I have a confession to make…I’m directionally challenged.  I’ve moved around the country a bit, but eventually ended up near my hometown…and I still get lost.  My family and friends sometimes wonder how I could be so clueless in this area.  It’s a gift (at least that’s what I tell myself).  I use the Maps app on my iPhone on a regular basis (and yes, it does a pretty good job).  So you see, I need turn-by-turn directions.  Generalizations like “head east for three miles, then go south” just won’t cut it for me.  If you want me to arrive on-time and in one piece, give me the details.

This outlook spills over into my professional life as well.  I love a good project plan. A document with a list of detailed tasks that includes who is assigned to each and when each item is due is a beautiful thing! I know, you think I’m nuts but just humor me for a minute!  I love project plans because the process of developing a plan involves thinking through the details of how you’re going to get from where you are to your desired destination (i.e., your vision).

So how does planning support the vision?  The vision of an organization tells everyone where you’re headed.  It provides a compass direction like north or south but not necessarily turn-by-turn directions.  The vision is crucial – we need to know where we want to end up otherwise we’ll just wander aimlessly.  However, once the vision is clear planning helps us get there.  You’re not going to have a single, detailed project plan to accomplish the overarching vision of your organization.  You’ll have a strategic plan, which will include a list and description of the main programs or events to implement over the coming 1-5 years that support the vision.  Then you’ll have several detailed project plans – one for each big event or new program that will get you closer to your desired future.  Planning gets a bad rap for being too regimented or structured.  Vision is the exciting, glamorous side of things.  We need both and since vision gets all the attention, I’d like to make the case for a bit of planning.

Planning benefits:

  • The process of planning gets your team to think through how they’ll “arrive”.  They’ll be able to see potential obstacles and figure out how to overcome them before they even come up.  You’ll essentially do the work on paper (where there’s no risk) before you do it in real life (where there’s a lot a stake).
  • A documented plan that is developed with and distributed to the team ensures that everyone knows what they’re responsible for and when they need to complete their tasks.
  • A plan helps team members see the impact on others if they’re late in completing a task.  This should help drive accountability and encourage communication.


Planning myths:

  • A plan will stifle creativity.  Actually, you can be very creative in the process of developing the plan.  Build in time to brainstorm and come up with new ideas.  Just make sure you have deadlines in-place so you actually implement those great ideas!
  • Developing a plan wastes time we could spend actually working.  If you’re in California and want to drive to New York, is just heading east the most effective and efficient way to get there?
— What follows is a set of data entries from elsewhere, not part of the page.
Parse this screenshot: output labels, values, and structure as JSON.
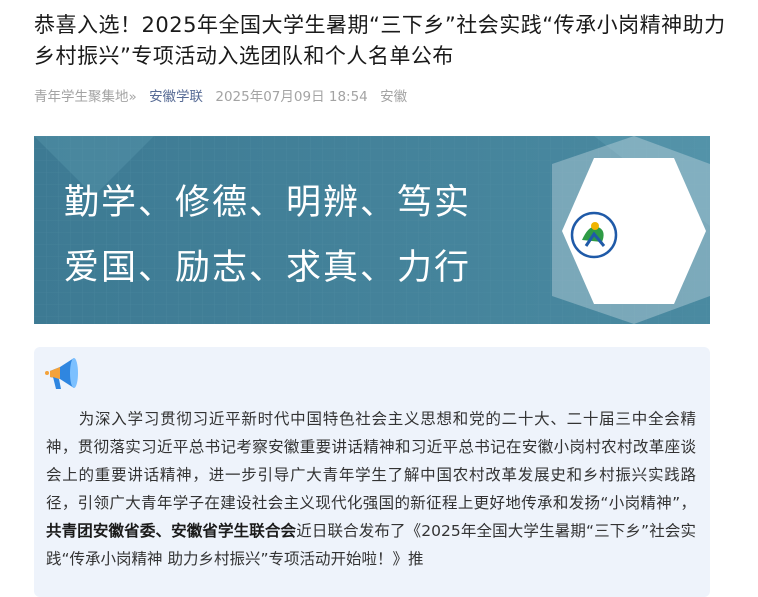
{
  "article": {
    "title": "恭喜入选！2025年全国大学生暑期“三下乡”社会实践“传承小岗精神助力乡村振兴”专项活动入选团队和个人名单公布",
    "meta": {
      "source": "青年学生聚集地»",
      "account": "安徽学联",
      "datetime": "2025年07月09日 18:54",
      "location": "安徽"
    }
  },
  "banner": {
    "line1": "勤学、修德、明辨、笃实",
    "line2": "爱国、励志、求真、力行",
    "background_color": "#3f7e96",
    "logo_icon": "youth-league-logo"
  },
  "intro": {
    "icon": "megaphone-icon",
    "text_before": "为深入学习贯彻习近平新时代中国特色社会主义思想和党的二十大、二十届三中全会精神，贯彻落实习近平总书记考察安徽重要讲话精神和习近平总书记在安徽小岗村农村改革座谈会上的重要讲话精神，进一步引导广大青年学生了解中国农村改革发展史和乡村振兴实践路径，引领广大青年学子在建设社会主义现代化强国的新征程上更好地传承和发扬“小岗精神”，",
    "text_bold": "共青团安徽省委、安徽省学生联合会",
    "text_after": "近日联合发布了《2025年全国大学生暑期“三下乡”社会实践“传承小岗精神 助力乡村振兴”专项活动开始啦！》推"
  }
}
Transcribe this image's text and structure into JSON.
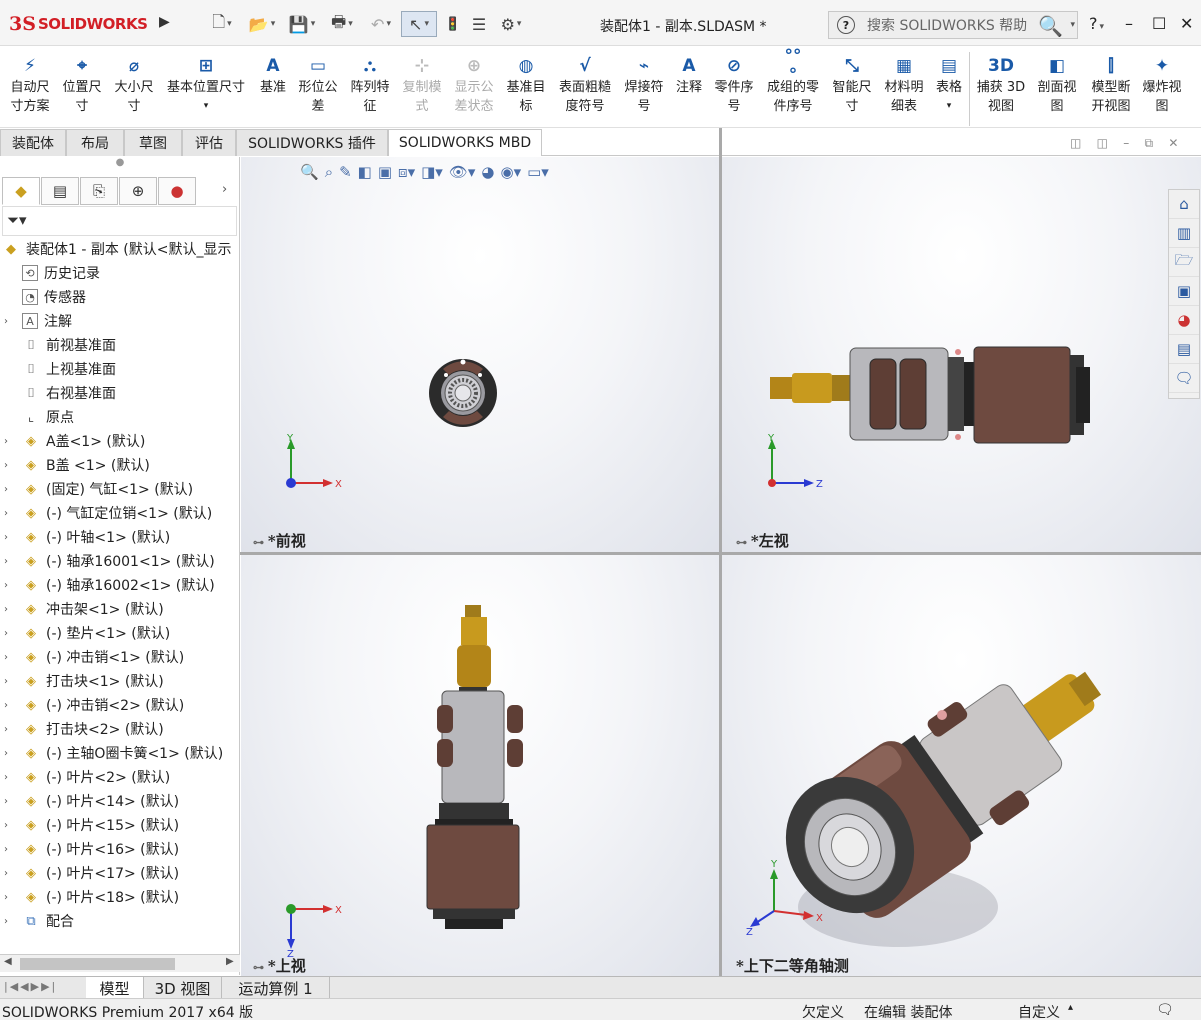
{
  "app": {
    "logo_mark": "3S",
    "logo_text": "SOLIDWORKS",
    "window_title": "装配体1 - 副本.SLDASM *"
  },
  "help_search": {
    "placeholder": "搜索 SOLIDWORKS 帮助"
  },
  "title_buttons": {
    "help": "?",
    "minimize": "–",
    "maximize": "☐",
    "close": "✕"
  },
  "ribbon": {
    "items": [
      {
        "icon": "auto-dimension-icon",
        "label": "自动尺\n寸方案",
        "enabled": true
      },
      {
        "icon": "location-dimension-icon",
        "label": "位置尺\n寸",
        "enabled": true
      },
      {
        "icon": "size-dimension-icon",
        "label": "大小尺\n寸",
        "enabled": true
      },
      {
        "icon": "basic-location-dimension-icon",
        "label": "基本位置尺寸",
        "enabled": true
      },
      {
        "icon": "datum-icon",
        "label": "基准",
        "enabled": true
      },
      {
        "icon": "geometric-tolerance-icon",
        "label": "形位公\n差",
        "enabled": true
      },
      {
        "icon": "pattern-feature-icon",
        "label": "阵列特\n征",
        "enabled": true
      },
      {
        "icon": "copy-scheme-icon",
        "label": "复制模\n式",
        "enabled": false
      },
      {
        "icon": "show-tolerance-status-icon",
        "label": "显示公\n差状态",
        "enabled": false
      },
      {
        "icon": "datum-target-icon",
        "label": "基准目\n标",
        "enabled": true
      },
      {
        "icon": "surface-finish-icon",
        "label": "表面粗糙\n度符号",
        "enabled": true
      },
      {
        "icon": "weld-symbol-icon",
        "label": "焊接符\n号",
        "enabled": true
      },
      {
        "icon": "note-icon",
        "label": "注释",
        "enabled": true
      },
      {
        "icon": "balloon-icon",
        "label": "零件序\n号",
        "enabled": true
      },
      {
        "icon": "stacked-balloon-icon",
        "label": "成组的零\n件序号",
        "enabled": true
      },
      {
        "icon": "smart-dimension-icon",
        "label": "智能尺\n寸",
        "enabled": true
      },
      {
        "icon": "bom-icon",
        "label": "材料明\n细表",
        "enabled": true
      },
      {
        "icon": "table-icon",
        "label": "表格",
        "enabled": true
      },
      {
        "icon": "capture-3d-view-icon",
        "label": "捕获 3D\n视图",
        "enabled": true
      },
      {
        "icon": "section-view-icon",
        "label": "剖面视\n图",
        "enabled": true
      },
      {
        "icon": "model-break-view-icon",
        "label": "模型断\n开视图",
        "enabled": true
      },
      {
        "icon": "exploded-view-icon",
        "label": "爆炸视\n图",
        "enabled": true
      }
    ]
  },
  "command_tabs": [
    {
      "label": "装配体",
      "active": false
    },
    {
      "label": "布局",
      "active": false
    },
    {
      "label": "草图",
      "active": false
    },
    {
      "label": "评估",
      "active": false
    },
    {
      "label": "SOLIDWORKS 插件",
      "active": false
    },
    {
      "label": "SOLIDWORKS MBD",
      "active": true
    }
  ],
  "feature_tree": {
    "root": "装配体1 - 副本  (默认<默认_显示",
    "items": [
      {
        "label": "历史记录",
        "icon": "history-icon",
        "expandable": false
      },
      {
        "label": "传感器",
        "icon": "sensor-icon",
        "expandable": false
      },
      {
        "label": "注解",
        "icon": "annotation-icon",
        "expandable": true
      },
      {
        "label": "前视基准面",
        "icon": "plane-icon",
        "expandable": false
      },
      {
        "label": "上视基准面",
        "icon": "plane-icon",
        "expandable": false
      },
      {
        "label": "右视基准面",
        "icon": "plane-icon",
        "expandable": false
      },
      {
        "label": "原点",
        "icon": "origin-icon",
        "expandable": false
      },
      {
        "label": "A盖<1> (默认)",
        "icon": "part-icon",
        "expandable": true
      },
      {
        "label": "B盖 <1> (默认)",
        "icon": "part-icon",
        "expandable": true
      },
      {
        "label": "(固定) 气缸<1> (默认)",
        "icon": "part-icon",
        "expandable": true
      },
      {
        "label": "(-) 气缸定位销<1> (默认)",
        "icon": "part-icon",
        "expandable": true
      },
      {
        "label": "(-) 叶轴<1> (默认)",
        "icon": "part-icon",
        "expandable": true
      },
      {
        "label": "(-) 轴承16001<1> (默认)",
        "icon": "part-icon",
        "expandable": true
      },
      {
        "label": "(-) 轴承16002<1> (默认)",
        "icon": "part-icon",
        "expandable": true
      },
      {
        "label": "冲击架<1> (默认)",
        "icon": "part-icon",
        "expandable": true
      },
      {
        "label": "(-) 垫片<1> (默认)",
        "icon": "part-icon",
        "expandable": true
      },
      {
        "label": "(-) 冲击销<1> (默认)",
        "icon": "part-icon",
        "expandable": true
      },
      {
        "label": "打击块<1> (默认)",
        "icon": "part-icon",
        "expandable": true
      },
      {
        "label": "(-) 冲击销<2> (默认)",
        "icon": "part-icon",
        "expandable": true
      },
      {
        "label": "打击块<2> (默认)",
        "icon": "part-icon",
        "expandable": true
      },
      {
        "label": "(-) 主轴O圈卡簧<1> (默认)",
        "icon": "part-icon",
        "expandable": true
      },
      {
        "label": "(-) 叶片<2> (默认)",
        "icon": "part-icon",
        "expandable": true
      },
      {
        "label": "(-) 叶片<14> (默认)",
        "icon": "part-icon",
        "expandable": true
      },
      {
        "label": "(-) 叶片<15> (默认)",
        "icon": "part-icon",
        "expandable": true
      },
      {
        "label": "(-) 叶片<16> (默认)",
        "icon": "part-icon",
        "expandable": true
      },
      {
        "label": "(-) 叶片<17> (默认)",
        "icon": "part-icon",
        "expandable": true
      },
      {
        "label": "(-) 叶片<18> (默认)",
        "icon": "part-icon",
        "expandable": true
      },
      {
        "label": "配合",
        "icon": "mates-icon",
        "expandable": true
      }
    ]
  },
  "viewports": {
    "front": {
      "name": "*前视",
      "axes": [
        "Y",
        "X"
      ]
    },
    "left": {
      "name": "*左视",
      "axes": [
        "Y",
        "Z"
      ]
    },
    "top": {
      "name": "*上视",
      "axes": [
        "X",
        "Z"
      ]
    },
    "iso": {
      "name": "*上下二等角轴测",
      "axes": [
        "Y",
        "X",
        "Z"
      ]
    }
  },
  "bottom_tabs": [
    {
      "label": "模型",
      "active": true
    },
    {
      "label": "3D 视图",
      "active": false
    },
    {
      "label": "运动算例 1",
      "active": false
    }
  ],
  "status_bar": {
    "product": "SOLIDWORKS Premium 2017 x64 版",
    "definition": "欠定义",
    "mode": "在编辑 装配体",
    "units": "自定义"
  },
  "colors": {
    "brand": "#d21f26",
    "accent": "#1a5aa8",
    "brass": "#c89a1e",
    "housing_brown": "#6e4a40",
    "steel": "#b8b8bc"
  }
}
Sure, you’re headed in the general direction but probably not the best route possible.  By planning how you’ll accomplish a big event before you start working, you’ll figure out the most direct (and cost effective) way to complete the project. Once you start working, you can be confident that you’re working on the right things at the right time.
  • Once we create the plan, we can’t change anything and it’s stale.  Of course not!  A plan isn’t carved in stone.  Just like we can take an alternate route to get to the same destination, we can adjust our plans to accommodate new ideas or circumstances.


If you’re a big-picture thinker, then a detailed planning session probably sounds about as much fun as a root canal. However, if someone like me (a planner) sits in on your brainstorming session, that individual can create a plan to implement the ideas you decided to move forward with during that meeting.  That’s where teamwork, collaboration and appreciating our different talents come into play.  Let’s each use our abilities to serve the overall vision – complete with turn-by-turn directions, of course!